Firstly, the signal averaging method is not as complex as the time interleaving method. The clock required by the four ADCs in the signal averaging circuit can be obtained from a resistive distributor, a magnetic distributor or a simple 1:4 fan out clock distribution IC. The time interleaving method needs to use at least two D flip flops to realize the 4-frequency division and 90 ° interval phase sequence functions. In some cases, four additional flip flops may be required to buffer the timing signal to maintain strict timing. In order to achieve the desired 6 dB SNR improvement, the time interleaving method may require the use of digital filters, which require real-time multipliers and adders (if used in system design, or some processing time). However, the signal averaging method only needs a real-time adder, which really reduces the number of digital logic circuits.
The effectiveness of each noise reduction method must also be carefully considered. In particular, it is necessary to understand the relevant noise and bandwidth level of each channel. Because with the increase of correlation noise between channels, the effectiveness of signal averaging method will be lower and lower. In the system where jitter and phase noise are the main noise sources, the risk of related noise will affect the improvement of SNR.
The time interleaving method actually spreads the noise in the range of 4 times the bandwidth, and then filters out the useless 120 MHz. In this case, we must study and master the broadband characteristics of noise spectrum. If the noise spectrum content of the channel is evenly distributed in the whole 160 MHz Nyquist band, this method can improve 6 dB SNR. However, if the noise distribution is mainly concentrated within the useful 40 MHz bandwidth, the goal of improving 6 dB SNR may not be achieved.
Another important consideration in comparing the two methods is frequency planning. If a single frequency system is used and its input frequency is more than 1 / 4 of the single ADC sampling rate (e.g. 20 MHz), the 2nd, 3rd, 4th, 5th and 6th harmonics fall outside the 40 MHz useful frequency band. Therefore, these higher harmonics will be reduced or filtered by digital noise filter. In addition, the image spurious signal discussed above will also fall outside the useful frequency band and be filtered out. In multi frequency system, some harmonic components will also fall outside the useful bandwidth, which will reduce the total harmonic distortion of the system.
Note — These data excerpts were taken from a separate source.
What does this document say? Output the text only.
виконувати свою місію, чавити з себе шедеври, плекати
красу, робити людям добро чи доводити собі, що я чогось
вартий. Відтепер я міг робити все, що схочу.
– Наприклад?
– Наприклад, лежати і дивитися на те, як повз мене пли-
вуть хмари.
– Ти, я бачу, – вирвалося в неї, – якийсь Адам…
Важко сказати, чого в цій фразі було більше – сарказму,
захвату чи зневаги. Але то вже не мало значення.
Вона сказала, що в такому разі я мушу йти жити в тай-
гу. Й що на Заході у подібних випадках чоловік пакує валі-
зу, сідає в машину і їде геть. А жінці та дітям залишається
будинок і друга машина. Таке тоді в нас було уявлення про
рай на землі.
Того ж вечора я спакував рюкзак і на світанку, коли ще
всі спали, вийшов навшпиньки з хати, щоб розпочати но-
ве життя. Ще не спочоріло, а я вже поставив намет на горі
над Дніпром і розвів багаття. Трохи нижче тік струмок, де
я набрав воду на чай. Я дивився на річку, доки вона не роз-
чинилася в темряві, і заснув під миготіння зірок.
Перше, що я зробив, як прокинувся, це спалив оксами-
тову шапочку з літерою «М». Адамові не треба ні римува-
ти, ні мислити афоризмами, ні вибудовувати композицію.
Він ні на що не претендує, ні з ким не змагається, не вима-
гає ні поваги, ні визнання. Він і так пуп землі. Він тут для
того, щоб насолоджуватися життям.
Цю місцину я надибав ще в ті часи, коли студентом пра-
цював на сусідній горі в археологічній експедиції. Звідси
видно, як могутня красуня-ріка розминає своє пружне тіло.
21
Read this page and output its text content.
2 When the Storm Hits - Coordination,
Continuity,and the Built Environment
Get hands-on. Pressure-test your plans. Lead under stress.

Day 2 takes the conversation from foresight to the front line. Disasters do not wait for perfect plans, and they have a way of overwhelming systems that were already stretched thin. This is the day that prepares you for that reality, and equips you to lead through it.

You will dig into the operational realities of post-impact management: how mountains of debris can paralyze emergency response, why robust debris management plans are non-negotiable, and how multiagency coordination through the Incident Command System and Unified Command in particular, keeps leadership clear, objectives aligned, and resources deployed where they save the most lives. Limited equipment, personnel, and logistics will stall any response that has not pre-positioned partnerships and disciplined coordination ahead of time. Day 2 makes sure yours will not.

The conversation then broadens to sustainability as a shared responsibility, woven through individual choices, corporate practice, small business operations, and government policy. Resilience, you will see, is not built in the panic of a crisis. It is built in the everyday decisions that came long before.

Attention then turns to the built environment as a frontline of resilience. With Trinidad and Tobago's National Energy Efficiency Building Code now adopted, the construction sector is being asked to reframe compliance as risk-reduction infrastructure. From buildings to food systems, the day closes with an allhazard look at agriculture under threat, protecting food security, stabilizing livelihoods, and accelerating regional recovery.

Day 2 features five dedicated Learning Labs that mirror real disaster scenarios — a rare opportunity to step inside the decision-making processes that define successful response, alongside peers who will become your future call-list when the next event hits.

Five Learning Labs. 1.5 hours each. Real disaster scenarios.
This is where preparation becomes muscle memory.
In conclusion, the signal averaging method provides a simple method to improve 6 dB SNR, and the time interleaving method provides some benefits worth considering for the development of system architecture.
Use of multichannel ADC system
Multichannel ADC has played an important role in improving digital acquisition system. The imaging system optimizes the signal by summing the multi-channel ADC to improve the definition. Digital oscilloscope manufacturers have developed ADC time interleaving method to meet the requirements of high sampling rate. Other receiving systems using frequency division multiple access (FDMA) also use multiple ADC channels to divide the frequency band — reducing the demand for each ADC input bandwidth, so as to further increase the dynamic range. In order to save power consumption and size, there are more and more ADCs packaged with 4-channel ADC and 8-channel ADC multichannel IC. They are being used to develop multichannel system architecture to provide unprecedented function and performance.